En marge du sommet de l’Union africaine, l’Égypte et le Libéria ont franchi une nouvelle étape dans leur rapprochement bilatéral en signant un mémorandum d’entente axé sur la formation diplomatique et le renforcement des capacités institutionnelles. Derrière cet accord technique se dessine une stratégie plus large : celle d’un Caire déterminé à consolider son empreinte politique et économique sur le continent.
Diplomatie et professionnalisation des cadres
L’accord, paraphé par le ministre égyptien des Affaires étrangères Badr Abdelatty et son homologue libérienne Sara Beysolow Nyanti, établit un partenariat entre l’Institut égyptien d’études diplomatiques et l’Institut du service extérieur libérien. L’objectif est clair : faciliter les échanges d’expertise, organiser des programmes conjoints de formation et professionnaliser davantage les diplomaties respectives.
Pour Monrovia, il s’agit de renforcer ses capacités institutionnelles à un moment stratégique, alors que le pays s’apprête à siéger comme membre non permanent du Conseil de sécurité des Nations uniespour la période 2026-2027. Pour Le Caire, l’initiative confirme son rôle de pourvoyeur d’expertise diplomatique en Afrique.
Un partenariat qui dépasse la formation
Au-delà du volet académique, l’accord ouvre la voie à une coopération économique accrue. Le chef de la diplomatie égyptienne a évoqué la disponibilité d’entreprises égyptiennes pour investir au Libéria, notamment dans l’agroalimentaire, la pharmacie, les infrastructures et les énergies renouvelables. Cette projection économique s’inscrit dans une stratégie continentale visant à élargir les marchés et à renforcer les partenariats Sud-Sud.

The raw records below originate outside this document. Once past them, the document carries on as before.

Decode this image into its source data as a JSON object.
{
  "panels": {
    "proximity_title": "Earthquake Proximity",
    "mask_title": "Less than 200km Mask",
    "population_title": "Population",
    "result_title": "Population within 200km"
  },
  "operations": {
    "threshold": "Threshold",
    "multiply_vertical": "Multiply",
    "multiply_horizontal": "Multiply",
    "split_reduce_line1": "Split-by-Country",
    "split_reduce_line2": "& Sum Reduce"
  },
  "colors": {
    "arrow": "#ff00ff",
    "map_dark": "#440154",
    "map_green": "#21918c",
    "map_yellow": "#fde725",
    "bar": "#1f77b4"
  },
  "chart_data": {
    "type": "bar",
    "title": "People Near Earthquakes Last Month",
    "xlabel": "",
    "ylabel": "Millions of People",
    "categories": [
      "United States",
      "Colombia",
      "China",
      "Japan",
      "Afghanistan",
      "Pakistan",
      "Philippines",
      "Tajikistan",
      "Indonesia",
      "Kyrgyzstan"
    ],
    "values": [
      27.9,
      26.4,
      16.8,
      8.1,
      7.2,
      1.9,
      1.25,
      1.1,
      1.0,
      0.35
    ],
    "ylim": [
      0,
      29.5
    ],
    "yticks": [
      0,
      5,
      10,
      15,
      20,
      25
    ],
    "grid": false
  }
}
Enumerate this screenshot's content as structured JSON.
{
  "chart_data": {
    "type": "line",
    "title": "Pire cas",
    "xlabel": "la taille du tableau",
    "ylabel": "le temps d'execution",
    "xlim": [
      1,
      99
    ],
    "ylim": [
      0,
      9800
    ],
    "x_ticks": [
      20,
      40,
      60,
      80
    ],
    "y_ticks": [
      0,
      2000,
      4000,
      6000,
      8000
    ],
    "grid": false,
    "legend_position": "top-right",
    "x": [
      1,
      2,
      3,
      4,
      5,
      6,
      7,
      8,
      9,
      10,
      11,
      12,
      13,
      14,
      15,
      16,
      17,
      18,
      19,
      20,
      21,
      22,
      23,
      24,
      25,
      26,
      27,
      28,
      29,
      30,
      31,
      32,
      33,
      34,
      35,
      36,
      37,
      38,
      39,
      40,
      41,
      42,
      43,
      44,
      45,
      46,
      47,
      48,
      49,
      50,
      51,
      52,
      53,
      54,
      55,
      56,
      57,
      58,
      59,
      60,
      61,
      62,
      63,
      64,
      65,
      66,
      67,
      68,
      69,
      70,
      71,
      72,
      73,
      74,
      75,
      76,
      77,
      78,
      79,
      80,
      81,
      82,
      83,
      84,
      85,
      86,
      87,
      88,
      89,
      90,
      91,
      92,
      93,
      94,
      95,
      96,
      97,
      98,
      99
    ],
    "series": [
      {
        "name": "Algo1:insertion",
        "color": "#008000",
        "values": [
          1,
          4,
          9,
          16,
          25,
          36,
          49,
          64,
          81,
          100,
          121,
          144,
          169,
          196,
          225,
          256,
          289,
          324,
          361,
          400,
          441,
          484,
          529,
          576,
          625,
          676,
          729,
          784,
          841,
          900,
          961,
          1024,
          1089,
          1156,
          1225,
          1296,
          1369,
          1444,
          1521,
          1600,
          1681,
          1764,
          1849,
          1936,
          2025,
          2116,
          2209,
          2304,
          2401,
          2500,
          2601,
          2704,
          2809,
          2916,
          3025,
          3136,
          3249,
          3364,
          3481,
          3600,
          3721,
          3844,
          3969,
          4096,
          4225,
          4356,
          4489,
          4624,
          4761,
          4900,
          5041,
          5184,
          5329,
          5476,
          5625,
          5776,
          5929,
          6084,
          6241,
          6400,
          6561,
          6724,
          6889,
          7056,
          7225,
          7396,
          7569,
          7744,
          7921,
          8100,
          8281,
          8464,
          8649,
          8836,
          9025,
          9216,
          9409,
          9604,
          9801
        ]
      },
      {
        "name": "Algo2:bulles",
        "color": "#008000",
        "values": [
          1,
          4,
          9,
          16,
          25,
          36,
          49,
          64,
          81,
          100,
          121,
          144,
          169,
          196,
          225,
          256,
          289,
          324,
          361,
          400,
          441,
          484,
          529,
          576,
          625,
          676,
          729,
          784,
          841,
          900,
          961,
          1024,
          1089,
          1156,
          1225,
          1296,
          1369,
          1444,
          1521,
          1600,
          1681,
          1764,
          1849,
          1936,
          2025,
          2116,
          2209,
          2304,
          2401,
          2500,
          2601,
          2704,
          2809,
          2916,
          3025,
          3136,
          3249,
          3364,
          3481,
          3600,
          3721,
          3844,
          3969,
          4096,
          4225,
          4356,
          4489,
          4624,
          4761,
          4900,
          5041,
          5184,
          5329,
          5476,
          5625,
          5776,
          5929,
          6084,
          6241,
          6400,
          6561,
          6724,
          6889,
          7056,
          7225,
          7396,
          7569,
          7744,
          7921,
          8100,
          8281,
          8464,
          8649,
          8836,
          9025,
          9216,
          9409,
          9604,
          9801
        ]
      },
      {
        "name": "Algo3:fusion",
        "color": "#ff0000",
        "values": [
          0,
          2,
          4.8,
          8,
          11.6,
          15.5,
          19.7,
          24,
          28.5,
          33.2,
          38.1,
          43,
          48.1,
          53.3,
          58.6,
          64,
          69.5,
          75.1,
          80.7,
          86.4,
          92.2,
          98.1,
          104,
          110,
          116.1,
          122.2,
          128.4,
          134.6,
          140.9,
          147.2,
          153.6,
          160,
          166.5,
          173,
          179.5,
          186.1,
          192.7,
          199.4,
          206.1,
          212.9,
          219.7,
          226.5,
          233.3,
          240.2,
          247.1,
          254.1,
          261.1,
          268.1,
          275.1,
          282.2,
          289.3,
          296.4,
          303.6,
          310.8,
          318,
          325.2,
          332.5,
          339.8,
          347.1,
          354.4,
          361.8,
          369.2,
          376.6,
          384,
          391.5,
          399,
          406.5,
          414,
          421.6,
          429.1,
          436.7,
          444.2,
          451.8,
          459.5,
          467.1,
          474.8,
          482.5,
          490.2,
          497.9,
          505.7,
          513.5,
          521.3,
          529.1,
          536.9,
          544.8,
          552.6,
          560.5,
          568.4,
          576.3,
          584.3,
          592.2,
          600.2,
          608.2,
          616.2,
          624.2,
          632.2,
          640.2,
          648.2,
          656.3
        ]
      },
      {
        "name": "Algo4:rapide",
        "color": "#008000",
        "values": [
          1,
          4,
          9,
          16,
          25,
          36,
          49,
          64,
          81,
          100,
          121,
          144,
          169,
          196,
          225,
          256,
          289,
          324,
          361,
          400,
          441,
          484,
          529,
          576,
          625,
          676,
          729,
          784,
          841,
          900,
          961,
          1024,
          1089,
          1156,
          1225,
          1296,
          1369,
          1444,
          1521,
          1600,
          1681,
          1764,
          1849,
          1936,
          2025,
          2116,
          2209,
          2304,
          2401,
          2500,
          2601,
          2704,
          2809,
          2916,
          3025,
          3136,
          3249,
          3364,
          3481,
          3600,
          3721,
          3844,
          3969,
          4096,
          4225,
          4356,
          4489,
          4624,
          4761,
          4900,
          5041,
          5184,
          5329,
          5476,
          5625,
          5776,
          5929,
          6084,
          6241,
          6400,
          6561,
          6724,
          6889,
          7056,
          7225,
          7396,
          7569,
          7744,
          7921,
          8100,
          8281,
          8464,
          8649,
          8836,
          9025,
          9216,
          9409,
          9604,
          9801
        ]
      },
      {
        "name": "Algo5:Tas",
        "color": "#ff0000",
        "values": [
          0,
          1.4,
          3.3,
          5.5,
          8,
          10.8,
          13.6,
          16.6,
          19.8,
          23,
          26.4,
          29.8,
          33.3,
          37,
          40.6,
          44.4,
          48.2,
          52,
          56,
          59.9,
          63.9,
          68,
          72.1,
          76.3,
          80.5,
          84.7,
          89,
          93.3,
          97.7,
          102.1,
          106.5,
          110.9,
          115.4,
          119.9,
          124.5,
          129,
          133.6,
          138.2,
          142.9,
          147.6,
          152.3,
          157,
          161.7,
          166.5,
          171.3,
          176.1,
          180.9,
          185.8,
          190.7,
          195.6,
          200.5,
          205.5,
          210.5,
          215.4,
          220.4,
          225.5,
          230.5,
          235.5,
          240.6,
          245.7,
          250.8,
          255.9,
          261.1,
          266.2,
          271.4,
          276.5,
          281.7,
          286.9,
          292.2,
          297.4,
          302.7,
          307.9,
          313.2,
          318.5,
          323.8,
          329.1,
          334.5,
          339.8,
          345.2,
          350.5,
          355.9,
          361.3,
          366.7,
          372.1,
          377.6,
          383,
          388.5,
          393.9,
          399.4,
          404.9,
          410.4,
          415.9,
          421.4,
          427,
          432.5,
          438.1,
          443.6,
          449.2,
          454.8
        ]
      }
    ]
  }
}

Sécurité régionale et stabilisation du Sahel
Les discussions ont également porté sur les enjeux sécuritaires, notamment la lutte contre le terrorisme et la stabilisation du Sahel. Le ministre égyptien a mis en avant les initiatives d’Al-Azhar Al-Sharif ainsi que celles du Centre international du Caire pour la résolution des conflits, le maintien et la consolidation de la paix, soulignant l’engagement du pays dans la diplomatie préventive et la médiation régionale.
Le Caire a réaffirmé son action à travers l’Agence égyptienne de partenariat pour le développement, en particulier dans les domaines de la formation technique et professionnelle destinées aux cadres africains.
En scellant cet accord avec Monrovia, l’Égypte confirme une stratégie d’influence fondée sur la diplomatie, l’investissement et la coopération sécuritaire. Le partenariat ne se limite pas à la formation : il s’inscrit dans une architecture plus vaste de repositionnement stratégique du Caire en Afrique de l’Ouest.